Reduced graphene oxide/CNT nanohybrid system was developed where synergistic properties of GO and CNTs were used for sensitive detection of the analyte of interest. Graphite oxide was synthesized by the oxidation of exfoliated graphite using modified Hummer's method from graphite powders using NaNO3, H2SO4 and KMnO4 in an ice bath as reported in the literature7. GO thin films were obtained by filtration through anodized aluminium oxide (AAO) membrane with a nominal pore size of 0.02 μm. The thin GO film can be peeled off from the AAO filter after drying. For preparing rGO/CNT nanocomposite on screen printed electrodes (CH instruments USA; TE 100), a suspension (1:1) of multiwalled CNTs and GO was first prepared by dissolving in water followed by sonication (1h, 96% power). 5 µL of the suspension was drop-casted on the working area of SPEs followed by incubation in vacuum oven for 1 h at 60°C. A potential reductive scan from 0 to −1.5 V with the scan rate 0.1 V/s was applied for the electrochemical conversion of rGO/CNT nanocomposites on SPE. The thus formed nanohybrid was characterized by TEM and Raman spectroscopy. Contact angle measurements were carried out using the Sessile drop method (DSA 100, DSA/V 1.9, Kruss Gmbh Hamburg) (see supplementary information, S6). For characterization, sample was prepared electrochemically on ITO films by applying the potential between 0 to −1.5 V. The samples were scraped off from the surface. Raman scans were performed using Renishaw Invia setup attached with 785-HP-NIR laser (1.58 eV). The optical microscope imaging was used to locate randomly the selected area on SPE. The spectra of first order Raman scattering (D and G peaks) were observed around 1350 cm−1 and 1600 cm−1 respectively.
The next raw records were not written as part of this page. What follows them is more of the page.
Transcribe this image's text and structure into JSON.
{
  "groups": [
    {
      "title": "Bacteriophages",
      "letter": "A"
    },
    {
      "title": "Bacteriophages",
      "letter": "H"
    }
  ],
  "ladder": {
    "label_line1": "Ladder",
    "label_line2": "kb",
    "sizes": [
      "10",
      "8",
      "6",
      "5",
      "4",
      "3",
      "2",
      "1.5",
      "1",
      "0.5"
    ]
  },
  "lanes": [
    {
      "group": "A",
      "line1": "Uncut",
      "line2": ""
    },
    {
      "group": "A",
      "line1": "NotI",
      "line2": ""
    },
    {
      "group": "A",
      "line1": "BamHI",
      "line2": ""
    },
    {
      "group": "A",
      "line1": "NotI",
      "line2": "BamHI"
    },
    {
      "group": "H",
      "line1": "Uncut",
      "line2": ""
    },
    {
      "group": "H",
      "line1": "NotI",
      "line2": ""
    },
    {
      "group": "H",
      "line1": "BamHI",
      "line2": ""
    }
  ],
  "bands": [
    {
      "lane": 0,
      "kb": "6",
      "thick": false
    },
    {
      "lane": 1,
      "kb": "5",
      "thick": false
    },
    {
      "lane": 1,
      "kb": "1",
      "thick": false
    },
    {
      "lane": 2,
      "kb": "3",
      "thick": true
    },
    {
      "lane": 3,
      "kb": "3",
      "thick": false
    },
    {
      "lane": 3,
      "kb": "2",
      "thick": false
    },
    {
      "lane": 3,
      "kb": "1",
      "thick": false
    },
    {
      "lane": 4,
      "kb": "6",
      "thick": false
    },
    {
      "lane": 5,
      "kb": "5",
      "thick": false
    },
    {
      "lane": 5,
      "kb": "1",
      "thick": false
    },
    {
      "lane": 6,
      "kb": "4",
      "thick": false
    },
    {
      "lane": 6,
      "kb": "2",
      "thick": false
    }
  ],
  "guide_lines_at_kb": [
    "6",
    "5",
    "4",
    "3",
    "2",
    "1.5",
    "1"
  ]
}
Magneto-electrochemical immunoassay

Magneto-electrochemical immunoassay (MEI) was carried out by first coating the microtiter ELISA plates with 100 µL of hapten-protein conjugate (10 µg/mL) prepared in carbonate buffer (20 mM, pH 9.6). The plates were incubated overnight at 4°C and subsequently washed with PBS (50 mM, pH 7.2). Unbound sites of the plates were blocked with 10% defatted skimmed milk in PB for 1 h at 37°C. After incubation, the plates were added with the mixture of the optimized concentration of Ab-Au/Fe nanobioprobes (1:5) and varying concentrations of diuron (0.01 pg/mL to 1 μg/mL) 50 µL each were mixed and incubated for 20 minutes at RT. A strong magnet was put beneath the plate to speed up the formation of immunocomplex followed by its separation and subsequent washing with phosphate buffer. For the dissolution of bound immobilized antibody complex, 0.1N HCl was used followed by partial neutralization with 0.1 N NaOH to retain pH ~5.2. The solution (50 µL) was transferred to rGO/CNT modified SPE surface. After reductive scan (0 to −1.5 V), differential pulse voltammetry (DPV) was carried out using an electrochemical workstation (CH Instruments, 600D). A competitive inhibition immunoassay format was developed by coating the ELISA plates with DCPU–BSA conjugate. Optimum dilution of synthesized Ab-Au/Fe nanobioprobes pre-mixed with different concentrations of standard diuron samples were used and incubated on the plates. Nanobioprobe mediated immunocomplex formed on the plates were washed and acid dissolved for the desorption of nanoparticles from the immobilized antibody by using a mild acid (1 N HCl) followed by partial neutralization with 1N NaOH.